HALIFAX -- Federal scientists now say there may have been a "confluence of events" that led to hundreds of thousands of dead herring washing ashore off southwestern Nova Scotia.
Alain Vezina, regional director of science for the Department of Fisheries and Oceans (DFO), said Thursday there were unusually large schools of herring in St. Marys Bay in late November when they began turning up dead by the thousands on a 100 kilometre swath of shore.
Vezina told a Nova Scotia legislature committee those numbers were unusual, but such "totally unpredictable" population spikes do happen.
At the same time, the area was struck by volatile weather, including high winds and temperature dips, he said, and predators may also have had an influence.
"These factors probably interacted in some way to generate these events," said Vezina. "To go back and understand very precisely exactly what happened would be extremely difficult because we don't have the data at the scale fine enough to say, 'OK that's the smoking gun here."'
He said the kill was ultimately a "small and localized event," and remains a mystery. Later in December scores of starfish, clams and lobster also turned up dead with the fish.
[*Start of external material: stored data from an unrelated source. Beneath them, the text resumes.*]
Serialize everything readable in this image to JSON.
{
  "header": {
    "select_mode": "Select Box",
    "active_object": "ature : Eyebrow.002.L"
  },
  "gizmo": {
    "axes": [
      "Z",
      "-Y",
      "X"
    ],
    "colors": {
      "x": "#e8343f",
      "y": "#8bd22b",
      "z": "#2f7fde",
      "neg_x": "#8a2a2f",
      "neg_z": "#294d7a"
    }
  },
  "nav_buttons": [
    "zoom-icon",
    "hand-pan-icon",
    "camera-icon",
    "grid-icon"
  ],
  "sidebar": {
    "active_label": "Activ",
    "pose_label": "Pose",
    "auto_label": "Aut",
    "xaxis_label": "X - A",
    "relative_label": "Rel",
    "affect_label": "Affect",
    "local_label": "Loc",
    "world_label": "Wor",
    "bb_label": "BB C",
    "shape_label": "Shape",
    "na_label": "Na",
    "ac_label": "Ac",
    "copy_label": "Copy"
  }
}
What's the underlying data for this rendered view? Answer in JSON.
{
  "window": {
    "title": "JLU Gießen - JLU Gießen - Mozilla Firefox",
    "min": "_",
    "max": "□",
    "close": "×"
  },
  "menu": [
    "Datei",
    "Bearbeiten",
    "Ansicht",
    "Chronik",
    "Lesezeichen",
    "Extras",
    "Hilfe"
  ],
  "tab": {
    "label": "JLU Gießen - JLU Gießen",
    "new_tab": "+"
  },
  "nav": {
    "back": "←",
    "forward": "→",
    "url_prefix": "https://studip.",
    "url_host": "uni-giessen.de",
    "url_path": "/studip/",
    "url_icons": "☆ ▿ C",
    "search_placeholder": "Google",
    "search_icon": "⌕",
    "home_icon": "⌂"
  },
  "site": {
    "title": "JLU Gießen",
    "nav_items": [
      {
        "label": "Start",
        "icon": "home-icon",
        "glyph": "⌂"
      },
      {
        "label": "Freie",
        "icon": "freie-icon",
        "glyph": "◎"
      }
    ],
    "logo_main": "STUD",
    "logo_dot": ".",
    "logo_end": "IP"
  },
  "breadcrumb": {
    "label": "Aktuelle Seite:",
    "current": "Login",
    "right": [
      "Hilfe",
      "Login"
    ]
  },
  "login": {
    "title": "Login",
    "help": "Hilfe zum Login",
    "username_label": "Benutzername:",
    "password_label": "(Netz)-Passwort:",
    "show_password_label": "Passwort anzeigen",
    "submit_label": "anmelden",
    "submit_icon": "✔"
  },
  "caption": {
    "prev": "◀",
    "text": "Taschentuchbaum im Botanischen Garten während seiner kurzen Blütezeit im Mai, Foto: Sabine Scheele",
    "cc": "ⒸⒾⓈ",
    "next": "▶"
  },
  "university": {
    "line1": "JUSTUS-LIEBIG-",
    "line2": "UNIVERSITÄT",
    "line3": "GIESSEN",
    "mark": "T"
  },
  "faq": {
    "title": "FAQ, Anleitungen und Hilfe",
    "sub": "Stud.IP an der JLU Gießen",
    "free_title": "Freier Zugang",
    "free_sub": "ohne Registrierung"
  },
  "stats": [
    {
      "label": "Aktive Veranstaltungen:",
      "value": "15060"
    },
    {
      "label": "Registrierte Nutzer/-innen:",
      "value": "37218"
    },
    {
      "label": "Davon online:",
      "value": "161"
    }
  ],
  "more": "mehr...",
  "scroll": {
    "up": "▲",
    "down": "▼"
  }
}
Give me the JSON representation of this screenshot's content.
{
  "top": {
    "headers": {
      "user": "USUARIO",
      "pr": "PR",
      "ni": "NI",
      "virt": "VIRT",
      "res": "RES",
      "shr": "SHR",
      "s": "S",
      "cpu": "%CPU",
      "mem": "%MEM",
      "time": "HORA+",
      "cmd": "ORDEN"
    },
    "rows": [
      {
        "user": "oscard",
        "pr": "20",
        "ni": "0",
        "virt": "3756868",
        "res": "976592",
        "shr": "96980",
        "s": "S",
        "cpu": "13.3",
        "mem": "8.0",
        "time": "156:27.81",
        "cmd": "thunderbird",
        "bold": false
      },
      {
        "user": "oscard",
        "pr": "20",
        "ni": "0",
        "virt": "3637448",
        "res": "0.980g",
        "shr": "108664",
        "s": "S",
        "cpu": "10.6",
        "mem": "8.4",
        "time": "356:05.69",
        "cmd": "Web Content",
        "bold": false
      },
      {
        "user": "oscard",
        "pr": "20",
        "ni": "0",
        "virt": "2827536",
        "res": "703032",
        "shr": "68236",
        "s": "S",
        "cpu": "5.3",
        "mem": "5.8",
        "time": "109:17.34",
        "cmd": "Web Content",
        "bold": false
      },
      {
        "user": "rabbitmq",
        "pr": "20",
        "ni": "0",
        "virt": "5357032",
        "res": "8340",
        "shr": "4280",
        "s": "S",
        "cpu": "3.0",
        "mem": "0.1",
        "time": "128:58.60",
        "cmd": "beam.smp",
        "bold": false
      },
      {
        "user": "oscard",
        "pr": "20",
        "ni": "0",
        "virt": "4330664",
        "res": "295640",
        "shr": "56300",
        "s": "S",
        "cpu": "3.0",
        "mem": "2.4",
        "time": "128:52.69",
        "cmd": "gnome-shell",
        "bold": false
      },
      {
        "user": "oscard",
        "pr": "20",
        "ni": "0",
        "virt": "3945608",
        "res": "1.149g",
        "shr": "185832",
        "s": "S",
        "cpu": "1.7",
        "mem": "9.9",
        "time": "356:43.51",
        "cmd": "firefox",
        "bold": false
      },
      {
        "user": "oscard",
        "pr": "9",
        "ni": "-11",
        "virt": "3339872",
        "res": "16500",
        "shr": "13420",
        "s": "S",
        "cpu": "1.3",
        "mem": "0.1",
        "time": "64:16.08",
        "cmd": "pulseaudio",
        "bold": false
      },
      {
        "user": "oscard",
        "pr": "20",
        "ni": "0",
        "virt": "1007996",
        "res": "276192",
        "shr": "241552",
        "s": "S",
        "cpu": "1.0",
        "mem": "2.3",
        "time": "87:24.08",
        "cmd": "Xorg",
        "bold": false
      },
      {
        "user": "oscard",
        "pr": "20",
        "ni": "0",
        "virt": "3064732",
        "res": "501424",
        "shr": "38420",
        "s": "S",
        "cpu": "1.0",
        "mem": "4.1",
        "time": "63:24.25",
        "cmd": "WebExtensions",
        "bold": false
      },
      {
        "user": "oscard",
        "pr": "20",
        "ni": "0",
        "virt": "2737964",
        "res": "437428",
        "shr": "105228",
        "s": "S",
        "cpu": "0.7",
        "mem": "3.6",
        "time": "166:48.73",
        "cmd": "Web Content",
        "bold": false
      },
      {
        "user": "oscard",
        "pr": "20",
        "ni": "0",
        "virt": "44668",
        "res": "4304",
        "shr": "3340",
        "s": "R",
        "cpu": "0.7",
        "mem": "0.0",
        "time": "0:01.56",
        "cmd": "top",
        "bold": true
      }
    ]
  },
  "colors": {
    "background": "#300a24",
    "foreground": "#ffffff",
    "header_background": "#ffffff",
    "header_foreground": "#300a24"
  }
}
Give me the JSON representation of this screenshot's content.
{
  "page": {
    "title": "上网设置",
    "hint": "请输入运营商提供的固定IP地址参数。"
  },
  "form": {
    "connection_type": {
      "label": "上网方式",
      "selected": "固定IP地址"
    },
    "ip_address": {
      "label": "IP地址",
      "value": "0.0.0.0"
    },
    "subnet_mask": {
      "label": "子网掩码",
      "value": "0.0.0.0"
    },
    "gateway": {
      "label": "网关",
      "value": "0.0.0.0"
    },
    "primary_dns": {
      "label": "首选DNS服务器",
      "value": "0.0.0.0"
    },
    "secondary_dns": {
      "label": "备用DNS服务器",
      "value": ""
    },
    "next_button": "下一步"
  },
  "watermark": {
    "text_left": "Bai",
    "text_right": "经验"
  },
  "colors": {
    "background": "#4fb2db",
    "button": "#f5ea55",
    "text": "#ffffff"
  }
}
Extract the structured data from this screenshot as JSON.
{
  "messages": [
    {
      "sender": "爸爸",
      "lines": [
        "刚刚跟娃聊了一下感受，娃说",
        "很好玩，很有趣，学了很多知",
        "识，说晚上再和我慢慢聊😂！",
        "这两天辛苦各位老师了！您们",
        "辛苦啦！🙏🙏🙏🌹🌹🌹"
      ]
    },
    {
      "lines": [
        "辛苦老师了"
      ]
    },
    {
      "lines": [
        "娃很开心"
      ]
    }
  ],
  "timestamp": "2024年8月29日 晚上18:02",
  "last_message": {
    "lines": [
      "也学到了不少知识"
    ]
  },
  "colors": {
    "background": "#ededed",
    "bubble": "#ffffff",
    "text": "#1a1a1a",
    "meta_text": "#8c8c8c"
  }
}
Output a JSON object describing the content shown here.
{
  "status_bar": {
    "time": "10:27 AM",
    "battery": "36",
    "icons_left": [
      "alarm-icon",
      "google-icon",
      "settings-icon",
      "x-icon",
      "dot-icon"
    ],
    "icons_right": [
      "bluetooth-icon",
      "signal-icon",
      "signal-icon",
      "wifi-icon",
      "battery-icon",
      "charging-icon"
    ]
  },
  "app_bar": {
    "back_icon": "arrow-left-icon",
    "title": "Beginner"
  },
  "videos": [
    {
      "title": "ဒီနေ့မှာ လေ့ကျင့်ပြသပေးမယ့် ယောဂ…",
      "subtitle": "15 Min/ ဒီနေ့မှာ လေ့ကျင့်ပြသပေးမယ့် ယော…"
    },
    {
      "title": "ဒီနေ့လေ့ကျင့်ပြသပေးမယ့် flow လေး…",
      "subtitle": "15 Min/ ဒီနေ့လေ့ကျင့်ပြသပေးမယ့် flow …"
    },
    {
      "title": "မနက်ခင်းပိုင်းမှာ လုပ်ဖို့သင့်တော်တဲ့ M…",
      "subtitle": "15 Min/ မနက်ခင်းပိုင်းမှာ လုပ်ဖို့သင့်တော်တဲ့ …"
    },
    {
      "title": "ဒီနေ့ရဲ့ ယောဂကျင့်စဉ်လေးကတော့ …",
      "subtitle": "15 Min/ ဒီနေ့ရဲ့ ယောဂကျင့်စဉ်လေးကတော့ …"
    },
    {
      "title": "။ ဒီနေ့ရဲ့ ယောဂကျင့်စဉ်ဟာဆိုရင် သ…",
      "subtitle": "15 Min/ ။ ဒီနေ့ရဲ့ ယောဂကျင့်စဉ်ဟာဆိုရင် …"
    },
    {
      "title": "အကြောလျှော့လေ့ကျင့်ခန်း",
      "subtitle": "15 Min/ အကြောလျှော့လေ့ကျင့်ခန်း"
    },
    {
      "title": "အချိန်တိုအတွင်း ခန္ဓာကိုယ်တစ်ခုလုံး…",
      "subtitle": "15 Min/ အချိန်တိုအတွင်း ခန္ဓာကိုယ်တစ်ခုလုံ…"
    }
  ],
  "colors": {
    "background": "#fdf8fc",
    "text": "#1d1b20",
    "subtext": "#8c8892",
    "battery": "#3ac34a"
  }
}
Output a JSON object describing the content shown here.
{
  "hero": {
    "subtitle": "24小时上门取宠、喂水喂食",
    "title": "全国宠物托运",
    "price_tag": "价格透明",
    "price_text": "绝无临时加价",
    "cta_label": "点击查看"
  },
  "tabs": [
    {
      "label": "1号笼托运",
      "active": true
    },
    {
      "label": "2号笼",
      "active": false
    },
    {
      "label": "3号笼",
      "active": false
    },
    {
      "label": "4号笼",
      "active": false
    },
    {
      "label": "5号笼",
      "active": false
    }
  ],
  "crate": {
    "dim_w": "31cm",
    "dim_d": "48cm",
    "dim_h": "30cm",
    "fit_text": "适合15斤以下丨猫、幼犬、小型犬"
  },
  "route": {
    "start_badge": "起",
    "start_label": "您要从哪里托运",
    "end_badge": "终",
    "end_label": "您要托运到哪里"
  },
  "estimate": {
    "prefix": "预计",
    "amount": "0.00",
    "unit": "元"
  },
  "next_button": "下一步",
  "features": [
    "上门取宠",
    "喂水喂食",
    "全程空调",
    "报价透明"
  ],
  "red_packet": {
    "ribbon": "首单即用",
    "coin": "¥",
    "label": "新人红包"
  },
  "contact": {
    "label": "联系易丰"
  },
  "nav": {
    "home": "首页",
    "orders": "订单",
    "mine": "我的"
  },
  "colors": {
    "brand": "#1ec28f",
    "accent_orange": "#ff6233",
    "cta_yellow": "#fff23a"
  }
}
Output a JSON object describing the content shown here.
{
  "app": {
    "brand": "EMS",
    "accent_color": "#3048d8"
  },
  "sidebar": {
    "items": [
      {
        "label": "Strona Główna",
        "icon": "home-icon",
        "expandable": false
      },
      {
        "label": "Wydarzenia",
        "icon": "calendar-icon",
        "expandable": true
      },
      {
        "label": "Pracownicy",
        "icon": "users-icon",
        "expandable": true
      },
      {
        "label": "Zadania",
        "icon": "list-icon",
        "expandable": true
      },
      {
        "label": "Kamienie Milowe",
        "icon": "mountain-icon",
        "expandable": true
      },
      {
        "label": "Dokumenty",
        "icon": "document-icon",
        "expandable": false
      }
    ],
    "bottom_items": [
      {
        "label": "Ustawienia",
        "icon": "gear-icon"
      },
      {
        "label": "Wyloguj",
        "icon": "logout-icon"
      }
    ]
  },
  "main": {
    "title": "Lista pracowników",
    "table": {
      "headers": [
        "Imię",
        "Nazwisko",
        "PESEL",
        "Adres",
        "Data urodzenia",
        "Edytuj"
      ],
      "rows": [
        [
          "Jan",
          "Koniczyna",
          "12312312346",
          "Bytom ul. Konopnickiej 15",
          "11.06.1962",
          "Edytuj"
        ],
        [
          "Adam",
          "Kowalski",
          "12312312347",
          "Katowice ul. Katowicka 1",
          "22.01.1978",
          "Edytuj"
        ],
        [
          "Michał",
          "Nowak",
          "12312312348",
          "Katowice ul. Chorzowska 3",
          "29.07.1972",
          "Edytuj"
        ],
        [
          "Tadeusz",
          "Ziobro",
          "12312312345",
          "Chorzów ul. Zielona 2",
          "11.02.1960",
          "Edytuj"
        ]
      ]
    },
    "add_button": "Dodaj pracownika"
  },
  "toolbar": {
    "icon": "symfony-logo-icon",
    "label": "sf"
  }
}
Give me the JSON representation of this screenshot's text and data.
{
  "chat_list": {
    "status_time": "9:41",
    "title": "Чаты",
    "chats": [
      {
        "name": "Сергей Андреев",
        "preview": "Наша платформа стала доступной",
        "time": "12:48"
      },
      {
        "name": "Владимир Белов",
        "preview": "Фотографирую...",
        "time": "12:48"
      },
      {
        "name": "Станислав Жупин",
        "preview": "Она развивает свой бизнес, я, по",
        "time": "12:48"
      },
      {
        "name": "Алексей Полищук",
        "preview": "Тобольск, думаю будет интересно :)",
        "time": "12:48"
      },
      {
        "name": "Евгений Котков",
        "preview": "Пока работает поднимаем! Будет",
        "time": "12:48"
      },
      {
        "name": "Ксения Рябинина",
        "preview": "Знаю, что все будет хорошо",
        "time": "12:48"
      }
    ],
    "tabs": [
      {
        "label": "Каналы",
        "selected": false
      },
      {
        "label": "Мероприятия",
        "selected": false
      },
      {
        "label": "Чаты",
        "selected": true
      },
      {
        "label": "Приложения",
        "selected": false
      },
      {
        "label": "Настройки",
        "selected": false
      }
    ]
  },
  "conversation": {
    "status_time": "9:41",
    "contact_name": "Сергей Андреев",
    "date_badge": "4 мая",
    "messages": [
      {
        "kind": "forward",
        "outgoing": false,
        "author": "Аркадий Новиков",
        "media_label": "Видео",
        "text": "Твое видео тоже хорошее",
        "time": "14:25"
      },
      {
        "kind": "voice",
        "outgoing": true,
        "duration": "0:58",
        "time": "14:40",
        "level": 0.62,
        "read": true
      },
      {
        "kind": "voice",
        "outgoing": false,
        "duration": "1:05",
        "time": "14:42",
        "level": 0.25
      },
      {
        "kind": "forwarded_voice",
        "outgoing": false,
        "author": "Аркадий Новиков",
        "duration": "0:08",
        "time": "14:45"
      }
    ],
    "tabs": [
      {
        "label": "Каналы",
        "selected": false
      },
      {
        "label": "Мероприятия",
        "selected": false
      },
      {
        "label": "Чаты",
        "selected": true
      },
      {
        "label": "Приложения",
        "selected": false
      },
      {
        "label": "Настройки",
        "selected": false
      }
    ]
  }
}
"We certainly know what it isn't," said Vezina. "It's not human caused and it's not toxins that are generated in the environment that would have moved through the food chain into the herring."
While fish kills in fresh water aren't uncommon, the last kills of comparable size involving herring in the Bay of Fundy occurred in 1976 and 1979.
Vezina told reporters that DFO estimates hundreds of thousands of herring died and were washed ashore in December, while untold numbers of fish were also lost to predators such as seabirds.
But he said the overall number was a small fraction in terms of the overall percentage of allowable catch given to fishermen.
"Our worst estimates we're talking maybe one million, two million fish. It's still very small compared to the number of fish that are captured in the fishery annually."
Frank Dunn, deputy minister of Nova Scotia's Department of Fisheries and Aquaculture, said the province's herring fishery is worth about $16 million annually, with spinoff work boosting that figure to $24 million. He said eight plants employing several hundred people process herring.
Dunn said despite appearances, the fish kill has not had a significant impact on the industry or its reputation.
"Although the impact and the size was optically large, the advice that I have been given ... is that it will have no impact on that fishery."
Dunn said while he was told one processor received a call from a U.S. buyer as a result of publicity around the fish kills, his department has had none.
DFO officials said they are continuing to monitor the area, but believe the kill event is concluding.